Tuskers’ death run sparks concern

The successive death of three tuskers in Angul district in the current month has raised concern among the animal lovers and wildlife experts.

Published: 26th November 2018 03:44 AM  |   Last Updated: 27th November 2018 08:08 AM   |  A+A-

Express News Service

ANGUL: The successive death of three tuskers in Angul district in the current month has raised concern among the animal lovers and wildlife experts. While two adult tuskers were killed by poachers and electrocution, the third died due to ill health.

On November 9 night, poachers shot dead a 35-year-old tusker in Badagunda jungle under Khamar range of Deogarh forest division. They also took away his tusks worth over lakhs of rupees. Though Forest officials identified the culprits, no arrest has been made till date.

“We have identified the culprits who killed the tusker. We have also conducted several raids but have not nabbed them. They may have crossed over to the neighbouring district. We are on their trail and hope to nab them soon,” said Ramakanta Sethy, Range Officer of Khamar range.

Five days after the tusker’s killing Khamar range, another tusker died due to electrocution in Handapa forest range. This time, it was a 30-year-old elephant which died after coming in contact with live wire laid by poachers to prey boars near village Hemamura under Athmallick forest division. The tusker was one of the five-member herd that had strayed into the division from Angul on that night. Five persons were arrested by Forest officials in this connection.

“We had identified the villagers who had laid the live wire. The five accused were arrested and forwarded to court,” said Athmallick DFO S Samantaray.Again on November 23, an 8-year-old tusker died under Jilinda range of Satkosia wildlife division. While Forest officials claimed that he died of ill health, post-mortem report is still awaited.

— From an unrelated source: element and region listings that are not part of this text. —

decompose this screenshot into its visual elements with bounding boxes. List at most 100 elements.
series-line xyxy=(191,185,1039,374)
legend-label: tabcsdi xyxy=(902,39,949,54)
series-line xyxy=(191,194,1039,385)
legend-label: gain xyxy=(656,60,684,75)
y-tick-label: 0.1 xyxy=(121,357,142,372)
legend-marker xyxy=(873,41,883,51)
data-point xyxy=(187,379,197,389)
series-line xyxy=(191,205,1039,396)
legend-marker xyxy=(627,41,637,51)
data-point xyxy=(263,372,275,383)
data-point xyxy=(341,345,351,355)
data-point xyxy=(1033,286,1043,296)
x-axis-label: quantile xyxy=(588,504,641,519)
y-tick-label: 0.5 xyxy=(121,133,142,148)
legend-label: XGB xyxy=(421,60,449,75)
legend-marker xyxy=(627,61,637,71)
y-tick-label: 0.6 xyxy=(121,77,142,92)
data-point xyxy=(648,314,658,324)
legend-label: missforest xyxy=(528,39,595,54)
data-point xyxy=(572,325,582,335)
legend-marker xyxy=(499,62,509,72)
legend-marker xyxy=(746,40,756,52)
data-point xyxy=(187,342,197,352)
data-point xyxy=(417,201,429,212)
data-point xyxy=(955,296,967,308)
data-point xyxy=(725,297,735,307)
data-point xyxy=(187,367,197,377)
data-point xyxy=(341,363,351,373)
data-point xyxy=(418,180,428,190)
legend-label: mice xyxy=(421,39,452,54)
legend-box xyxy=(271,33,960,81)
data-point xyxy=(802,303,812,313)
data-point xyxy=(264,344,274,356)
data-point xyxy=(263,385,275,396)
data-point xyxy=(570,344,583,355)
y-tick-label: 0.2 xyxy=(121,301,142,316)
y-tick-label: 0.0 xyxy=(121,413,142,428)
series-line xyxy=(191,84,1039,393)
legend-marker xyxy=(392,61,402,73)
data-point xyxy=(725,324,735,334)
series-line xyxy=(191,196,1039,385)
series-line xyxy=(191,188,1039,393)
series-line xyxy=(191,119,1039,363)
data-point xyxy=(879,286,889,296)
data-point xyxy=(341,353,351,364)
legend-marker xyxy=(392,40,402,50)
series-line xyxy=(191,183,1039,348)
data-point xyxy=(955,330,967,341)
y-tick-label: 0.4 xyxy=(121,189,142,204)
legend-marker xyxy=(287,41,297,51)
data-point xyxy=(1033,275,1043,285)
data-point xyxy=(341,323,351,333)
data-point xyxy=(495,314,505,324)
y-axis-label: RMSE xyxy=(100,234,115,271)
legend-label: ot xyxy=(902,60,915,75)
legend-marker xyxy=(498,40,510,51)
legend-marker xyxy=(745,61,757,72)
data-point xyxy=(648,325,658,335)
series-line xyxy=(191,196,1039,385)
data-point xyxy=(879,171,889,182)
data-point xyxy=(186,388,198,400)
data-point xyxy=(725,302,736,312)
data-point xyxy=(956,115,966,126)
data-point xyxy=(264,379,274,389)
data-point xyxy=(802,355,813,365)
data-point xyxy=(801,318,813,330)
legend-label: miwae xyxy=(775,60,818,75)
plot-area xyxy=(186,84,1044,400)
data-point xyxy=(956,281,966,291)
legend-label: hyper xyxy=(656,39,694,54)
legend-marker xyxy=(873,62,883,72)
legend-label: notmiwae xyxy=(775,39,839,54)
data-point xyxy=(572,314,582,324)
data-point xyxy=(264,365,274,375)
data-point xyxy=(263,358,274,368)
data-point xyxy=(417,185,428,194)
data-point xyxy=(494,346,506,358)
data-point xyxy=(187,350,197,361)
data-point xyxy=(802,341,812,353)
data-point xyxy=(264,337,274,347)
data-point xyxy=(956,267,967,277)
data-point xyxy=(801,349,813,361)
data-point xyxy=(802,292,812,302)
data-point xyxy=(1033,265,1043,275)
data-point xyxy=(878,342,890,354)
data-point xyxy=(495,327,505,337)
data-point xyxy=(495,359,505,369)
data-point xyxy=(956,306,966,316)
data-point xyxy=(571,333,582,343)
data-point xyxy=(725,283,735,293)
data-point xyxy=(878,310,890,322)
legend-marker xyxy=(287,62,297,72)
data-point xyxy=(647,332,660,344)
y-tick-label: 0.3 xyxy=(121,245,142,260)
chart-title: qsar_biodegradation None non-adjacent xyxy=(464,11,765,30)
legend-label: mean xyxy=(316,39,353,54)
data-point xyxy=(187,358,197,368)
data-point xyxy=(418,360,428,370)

Expressing concern over repeated deaths of elephants in the industrial district, animal expert Prasana Kumar Behera has urged the forest authorities to take proactive steps to stop the trend. “The elephant corridors should be improved, intelligence gathering strengthened and training imparted to tracking team to trace the live wire to prevent the death of wild animals in the district,” said Behera.